US Coins

Monday Morning Brief for Aug. 7, 2023: Hobby Protection Act

This replica 1,000-unit Nova Constellatio pattern is an unmarked copy of the unique original struck in silver and is of minimal value, not worth anywhere close to $1,500. The Hobby Protection Act of 1973 would regulate such imitations.

Coin World image archives.

A lot was happening legislatively concerning coin collecting 50 years ago. Congress was considering various measures that drew collector support: the authorization of special coin designs celebrating the upcoming national Bicentennial; lifting barriers to gold ownership imposed during the Great Depression; and requiring producers of imitation numismatic and political items to mark their wares as copies.

What became the Hobby Protection Act of 1973 was sorely needed. The marketplace  was filled with copies of Colonial- and Confederation-era coins, tokens, paper money, and more, and almost none of these items were identified as being imitations. That was a problem.

Coin World’s daily mail was filled with inquiries from readers asking whether their 1787 Brasher doubloon, Massachusetts coppers, and New Jersey coppers were the real thing. Almost invariably, they were modern copies — cast, crude, “pot metal” pieces of no collector value — of coins, tokens, and notes not produced by the Bureau of the Mint.

Illicit copies of Mint coinage existed, of course. They were counterfeits, and anti-counterfeiting laws were in place to regulate those numismatic imitations. No such legal protection was afforded to copies of non-federal coinage and notes, and it was not unknown for the unscrupulous to offer these fakes as the real thing.

These fakes existed in the hundreds of thousands if not millions of pieces. I remember as a new staff member in 1976 and 1977, serving in the Collectors’ Clearinghouse department, answering inquiries every week regarding such items, readers wanting to know if they owned one of the great rarities listed in the front section of the “Red Book,” where those pieces are cataloged before the sections for the federal half cents and large cents.

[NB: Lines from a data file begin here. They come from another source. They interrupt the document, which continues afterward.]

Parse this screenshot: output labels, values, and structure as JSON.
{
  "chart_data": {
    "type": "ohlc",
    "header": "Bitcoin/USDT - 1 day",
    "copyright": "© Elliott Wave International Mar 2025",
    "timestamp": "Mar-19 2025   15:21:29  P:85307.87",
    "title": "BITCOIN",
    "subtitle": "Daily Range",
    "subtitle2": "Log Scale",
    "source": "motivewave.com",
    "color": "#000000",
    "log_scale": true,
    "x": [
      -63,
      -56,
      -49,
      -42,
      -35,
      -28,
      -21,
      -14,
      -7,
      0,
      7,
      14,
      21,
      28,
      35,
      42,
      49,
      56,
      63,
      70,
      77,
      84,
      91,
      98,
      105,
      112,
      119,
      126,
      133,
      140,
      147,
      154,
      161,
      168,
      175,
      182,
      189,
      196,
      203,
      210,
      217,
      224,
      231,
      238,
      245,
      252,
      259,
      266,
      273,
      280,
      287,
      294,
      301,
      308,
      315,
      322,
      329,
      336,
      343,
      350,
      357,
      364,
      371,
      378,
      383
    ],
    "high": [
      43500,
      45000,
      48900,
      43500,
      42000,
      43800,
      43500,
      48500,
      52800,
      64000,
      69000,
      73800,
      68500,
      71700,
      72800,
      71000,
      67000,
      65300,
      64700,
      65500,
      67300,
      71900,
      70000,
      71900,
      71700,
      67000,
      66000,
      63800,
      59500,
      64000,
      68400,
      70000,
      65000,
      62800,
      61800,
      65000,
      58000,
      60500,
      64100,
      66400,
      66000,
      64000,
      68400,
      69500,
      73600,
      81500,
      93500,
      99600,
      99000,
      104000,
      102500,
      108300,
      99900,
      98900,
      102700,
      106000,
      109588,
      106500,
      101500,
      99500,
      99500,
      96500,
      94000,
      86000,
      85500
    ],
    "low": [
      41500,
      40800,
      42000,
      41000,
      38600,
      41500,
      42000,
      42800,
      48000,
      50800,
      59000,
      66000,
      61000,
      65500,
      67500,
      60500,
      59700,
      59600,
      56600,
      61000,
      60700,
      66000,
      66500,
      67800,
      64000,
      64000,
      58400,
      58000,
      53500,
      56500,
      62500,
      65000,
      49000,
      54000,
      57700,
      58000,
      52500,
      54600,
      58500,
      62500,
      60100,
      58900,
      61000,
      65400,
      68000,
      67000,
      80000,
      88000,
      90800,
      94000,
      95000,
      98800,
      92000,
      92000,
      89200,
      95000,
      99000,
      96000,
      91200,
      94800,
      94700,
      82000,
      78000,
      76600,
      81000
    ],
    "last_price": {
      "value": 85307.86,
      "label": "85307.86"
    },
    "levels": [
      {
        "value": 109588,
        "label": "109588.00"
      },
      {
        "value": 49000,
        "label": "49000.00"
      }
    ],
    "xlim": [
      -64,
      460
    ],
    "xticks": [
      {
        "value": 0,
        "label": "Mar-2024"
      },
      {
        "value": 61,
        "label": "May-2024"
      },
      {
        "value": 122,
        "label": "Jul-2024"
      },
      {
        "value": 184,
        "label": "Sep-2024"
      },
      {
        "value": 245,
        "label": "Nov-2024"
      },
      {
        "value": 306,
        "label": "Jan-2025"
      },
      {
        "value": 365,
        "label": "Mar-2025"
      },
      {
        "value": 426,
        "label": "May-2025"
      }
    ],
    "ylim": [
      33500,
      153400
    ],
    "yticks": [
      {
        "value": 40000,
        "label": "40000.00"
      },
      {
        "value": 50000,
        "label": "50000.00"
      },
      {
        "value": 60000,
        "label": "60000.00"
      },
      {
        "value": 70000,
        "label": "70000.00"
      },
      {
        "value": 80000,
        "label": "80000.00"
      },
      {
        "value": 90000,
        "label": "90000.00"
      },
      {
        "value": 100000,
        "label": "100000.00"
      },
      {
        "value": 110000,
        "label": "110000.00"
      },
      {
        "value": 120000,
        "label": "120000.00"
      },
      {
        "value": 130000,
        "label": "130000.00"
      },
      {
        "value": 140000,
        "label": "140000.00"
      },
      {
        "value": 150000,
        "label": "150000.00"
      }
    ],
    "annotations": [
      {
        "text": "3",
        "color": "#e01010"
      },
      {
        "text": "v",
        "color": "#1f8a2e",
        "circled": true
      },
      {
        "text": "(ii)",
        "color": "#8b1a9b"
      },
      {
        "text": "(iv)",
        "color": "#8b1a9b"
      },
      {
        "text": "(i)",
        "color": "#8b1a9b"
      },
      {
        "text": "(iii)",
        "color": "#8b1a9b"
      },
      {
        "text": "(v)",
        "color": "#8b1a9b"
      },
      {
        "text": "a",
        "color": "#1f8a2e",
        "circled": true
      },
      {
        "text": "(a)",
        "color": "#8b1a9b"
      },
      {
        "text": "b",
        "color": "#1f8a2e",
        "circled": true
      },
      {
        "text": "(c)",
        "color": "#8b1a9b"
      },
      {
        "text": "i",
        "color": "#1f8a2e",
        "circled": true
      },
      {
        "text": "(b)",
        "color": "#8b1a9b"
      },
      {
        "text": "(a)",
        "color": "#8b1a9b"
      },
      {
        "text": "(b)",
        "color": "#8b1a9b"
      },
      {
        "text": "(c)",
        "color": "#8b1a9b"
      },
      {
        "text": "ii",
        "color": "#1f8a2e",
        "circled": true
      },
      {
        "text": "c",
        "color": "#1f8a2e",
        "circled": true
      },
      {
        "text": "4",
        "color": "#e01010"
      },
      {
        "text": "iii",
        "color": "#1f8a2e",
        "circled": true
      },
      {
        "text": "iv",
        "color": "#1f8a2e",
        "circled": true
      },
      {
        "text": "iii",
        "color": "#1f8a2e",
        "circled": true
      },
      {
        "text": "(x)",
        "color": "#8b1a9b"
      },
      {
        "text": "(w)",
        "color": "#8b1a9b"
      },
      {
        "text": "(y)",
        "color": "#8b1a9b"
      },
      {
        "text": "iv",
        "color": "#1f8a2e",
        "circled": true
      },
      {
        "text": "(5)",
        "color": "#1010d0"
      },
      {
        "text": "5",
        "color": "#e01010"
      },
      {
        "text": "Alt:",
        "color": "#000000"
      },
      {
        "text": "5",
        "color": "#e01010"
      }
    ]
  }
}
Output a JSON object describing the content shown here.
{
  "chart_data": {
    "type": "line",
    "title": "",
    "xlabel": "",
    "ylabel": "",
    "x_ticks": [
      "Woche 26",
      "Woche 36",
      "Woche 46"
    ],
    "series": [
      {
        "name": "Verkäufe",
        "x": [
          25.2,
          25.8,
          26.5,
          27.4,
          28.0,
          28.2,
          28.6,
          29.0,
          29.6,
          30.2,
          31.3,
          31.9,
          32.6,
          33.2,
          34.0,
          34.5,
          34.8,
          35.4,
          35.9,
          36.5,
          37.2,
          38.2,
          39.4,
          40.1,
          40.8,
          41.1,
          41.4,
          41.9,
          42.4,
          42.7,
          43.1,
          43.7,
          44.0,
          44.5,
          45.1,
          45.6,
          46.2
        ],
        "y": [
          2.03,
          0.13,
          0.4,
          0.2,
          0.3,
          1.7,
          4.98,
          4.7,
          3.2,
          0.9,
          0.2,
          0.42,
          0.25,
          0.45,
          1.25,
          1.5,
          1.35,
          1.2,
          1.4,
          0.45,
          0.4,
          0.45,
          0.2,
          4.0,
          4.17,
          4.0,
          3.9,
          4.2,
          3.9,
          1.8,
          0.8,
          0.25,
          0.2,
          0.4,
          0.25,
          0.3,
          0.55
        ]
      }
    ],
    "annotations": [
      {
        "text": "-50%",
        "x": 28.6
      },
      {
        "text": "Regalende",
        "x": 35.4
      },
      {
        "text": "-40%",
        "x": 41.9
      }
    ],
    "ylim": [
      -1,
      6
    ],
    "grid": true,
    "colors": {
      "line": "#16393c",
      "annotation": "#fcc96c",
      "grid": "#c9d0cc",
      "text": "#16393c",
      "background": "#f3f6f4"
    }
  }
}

The Hobby Protection Act was aimed at these imitation issues and was strongly supported by the hobby leadership. The act did not make the issuance of such materials illegal, but it did require each piece to be marked with the word COPY. While passage of the act later in 1973 did not end production of imitation numismatic items, their numbers seem to have dropped, though unmarked  pre-1973 pieces continued to haunt the marketplace for years. Passage of the act was a major victory for the collecting community and remains in effect today.